Il part vers Paris contre lui, les choses en ont décidé ainsi.
Pierrot se trouve une chambre petite mais lumineuse aux périphéries. Là aussi il va marcher pour rencontrer les autres qui peuplent la ville. Les rumeurs sont que l’on ne croisait jamais le jeune dans le centre si parfait de Paris. Il se trimballe dans les rues plus sombres, dans les bars plus glauques, parce que ça lui plait de regarder les gens qui ne font pas de bruit dans l’histoire du monde. Ça lui plait de se faire tout p’tit et d’observer ce qui semble sale. Les rumeurs continuent de dire que ni la tour Eiffel, ni Notre-Dame, ni le Pont neuf, ni le Grand palais, ni le Parnasse ni toute sorte d’institution ne lui ont plu. À vrai dire, il a l’air de se conforter dans l’anonymat.
« Regardez dégueuler ces beautés vulgaires, marquées, gueulardes et amoureuses ». Ses années à Paris sont imprimées dans la chair de ses cahiers.

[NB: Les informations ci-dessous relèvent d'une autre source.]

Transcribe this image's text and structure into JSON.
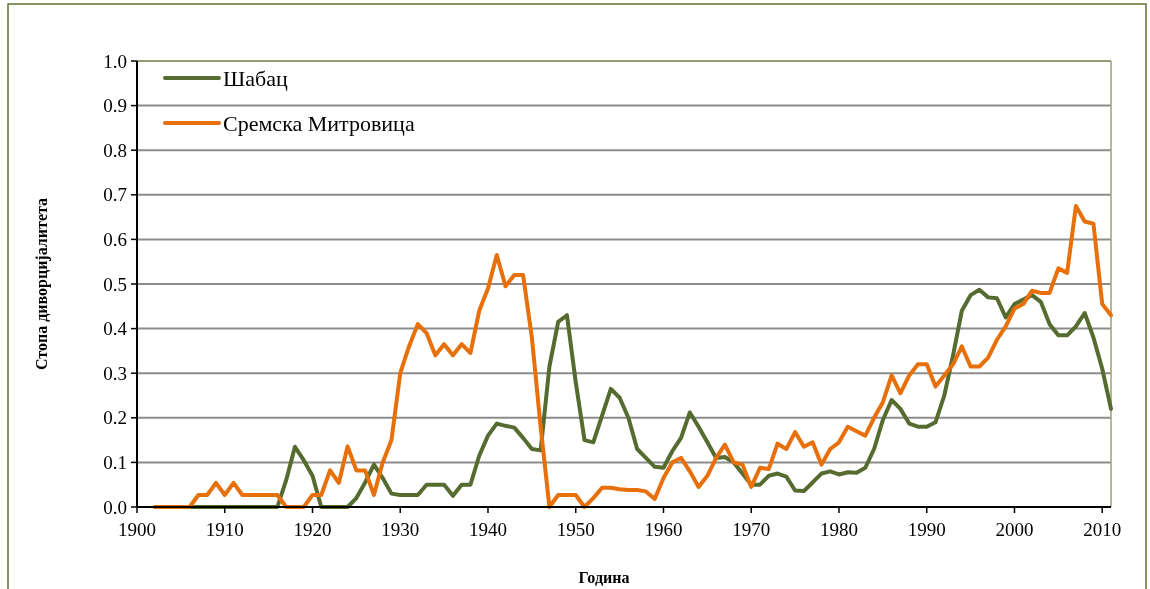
{
  "chart_data": {
    "type": "line",
    "xlabel": "Година",
    "ylabel": "Стопа диворцијалитета",
    "xlim": [
      1900,
      2011
    ],
    "xticks": [
      1900,
      1910,
      1920,
      1930,
      1940,
      1950,
      1960,
      1970,
      1980,
      1990,
      2000,
      2010
    ],
    "ylim": [
      0,
      1
    ],
    "yticks": [
      {
        "value": 0,
        "label": "0.0"
      },
      0.1,
      0.2,
      0.3,
      0.4,
      0.5,
      0.6,
      0.7,
      0.8,
      0.9,
      {
        "value": 1,
        "label": "1.0"
      }
    ],
    "grid": "y",
    "legend": "top left",
    "line_style": "solid",
    "marker": "none",
    "x": [
      1902,
      1903,
      1904,
      1905,
      1906,
      1907,
      1908,
      1909,
      1910,
      1911,
      1912,
      1913,
      1914,
      1915,
      1916,
      1917,
      1918,
      1919,
      1920,
      1921,
      1922,
      1923,
      1924,
      1925,
      1926,
      1927,
      1928,
      1929,
      1930,
      1931,
      1932,
      1933,
      1934,
      1935,
      1936,
      1937,
      1938,
      1939,
      1940,
      1941,
      1942,
      1943,
      1944,
      1945,
      1946,
      1947,
      1948,
      1949,
      1950,
      1951,
      1952,
      1953,
      1954,
      1955,
      1956,
      1957,
      1958,
      1959,
      1960,
      1961,
      1962,
      1963,
      1964,
      1965,
      1966,
      1967,
      1968,
      1969,
      1970,
      1971,
      1972,
      1973,
      1974,
      1975,
      1976,
      1977,
      1978,
      1979,
      1980,
      1981,
      1982,
      1983,
      1984,
      1985,
      1986,
      1987,
      1988,
      1989,
      1990,
      1991,
      1992,
      1993,
      1994,
      1995,
      1996,
      1997,
      1998,
      1999,
      2000,
      2001,
      2002,
      2003,
      2004,
      2005,
      2006,
      2007,
      2008,
      2009,
      2010,
      2011
    ],
    "series": [
      {
        "name": "Шабац",
        "color": "#556b2f",
        "values": [
          null,
          null,
          null,
          0,
          0,
          0,
          0,
          0,
          0,
          0,
          0,
          0,
          0,
          0,
          0,
          0.06,
          0.135,
          0.105,
          0.07,
          0,
          0,
          0,
          0,
          0.02,
          0.055,
          0.095,
          0.065,
          0.03,
          0.027,
          0.027,
          0.027,
          0.05,
          0.05,
          0.05,
          0.025,
          0.05,
          0.05,
          0.115,
          0.16,
          0.187,
          0.182,
          0.178,
          0.155,
          0.13,
          0.127,
          0.315,
          0.415,
          0.43,
          0.28,
          0.15,
          0.145,
          0.205,
          0.265,
          0.245,
          0.2,
          0.13,
          0.11,
          0.09,
          0.088,
          0.125,
          0.155,
          0.212,
          0.18,
          0.145,
          0.11,
          0.112,
          0.1,
          0.075,
          0.05,
          0.05,
          0.07,
          0.075,
          0.068,
          0.037,
          0.036,
          0.055,
          0.075,
          0.08,
          0.073,
          0.078,
          0.077,
          0.088,
          0.13,
          0.195,
          0.24,
          0.22,
          0.187,
          0.18,
          0.18,
          0.19,
          0.25,
          0.34,
          0.44,
          0.475,
          0.487,
          0.47,
          0.468,
          0.425,
          0.455,
          0.465,
          0.475,
          0.46,
          0.41,
          0.385,
          0.385,
          0.405,
          0.435,
          0.38,
          0.31,
          0.22
        ]
      },
      {
        "name": "Сремска Митровица",
        "color": "#e8700a",
        "values": [
          0,
          0,
          0,
          0,
          0,
          0.027,
          0.027,
          0.054,
          0.027,
          0.054,
          0.027,
          0.027,
          0.027,
          0.027,
          0.027,
          0,
          0,
          0,
          0.027,
          0.027,
          0.082,
          0.054,
          0.136,
          0.082,
          0.082,
          0.027,
          0.1,
          0.15,
          0.3,
          0.36,
          0.41,
          0.39,
          0.34,
          0.365,
          0.34,
          0.365,
          0.345,
          0.44,
          0.49,
          0.565,
          0.495,
          0.52,
          0.52,
          0.38,
          0.18,
          0,
          0.027,
          0.027,
          0.027,
          0,
          0.02,
          0.043,
          0.043,
          0.04,
          0.038,
          0.038,
          0.035,
          0.018,
          0.065,
          0.1,
          0.11,
          0.08,
          0.045,
          0.07,
          0.11,
          0.14,
          0.1,
          0.095,
          0.045,
          0.088,
          0.085,
          0.142,
          0.13,
          0.168,
          0.135,
          0.145,
          0.095,
          0.13,
          0.145,
          0.18,
          0.17,
          0.16,
          0.2,
          0.235,
          0.295,
          0.255,
          0.295,
          0.32,
          0.32,
          0.27,
          0.295,
          0.32,
          0.36,
          0.315,
          0.315,
          0.335,
          0.375,
          0.405,
          0.445,
          0.455,
          0.485,
          0.48,
          0.48,
          0.535,
          0.525,
          0.675,
          0.64,
          0.635,
          0.455,
          0.43
        ]
      }
    ]
  }
}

Il fait ses heures de travail dans un lycée malmené, et il se balade. À force, Pierrot les a rencontrés, ses compagnons de vie. On ne connait pas le poète sans ses acolytes. Je le vois bien entrer dans ce bar à l’aveuglette comme toujours, descendre les escaliers en pierres, entrer dans cette cave enfumée et ces hommes en costards et ces belles femmes toujours coiffées maquillées parfumées. Je le vois observer avec sa cravate fine et sa veste noire un peu boulochée par le temps et la solitude, et puis là, flasher sur les deux excentriques au fond du bar, dans l’ombre. La fille avec le grand sourire et le garçon avec ses cheveux en bordel. Ils ont le même âge tout juste. Pierrot a du s’approcher doucement, sans faire de bruit, passer à travers les couples dansants, et commander un verre à côté d’eux. Puis leur jeter quelques coups d’oeil, et finalement la conversation s’entame.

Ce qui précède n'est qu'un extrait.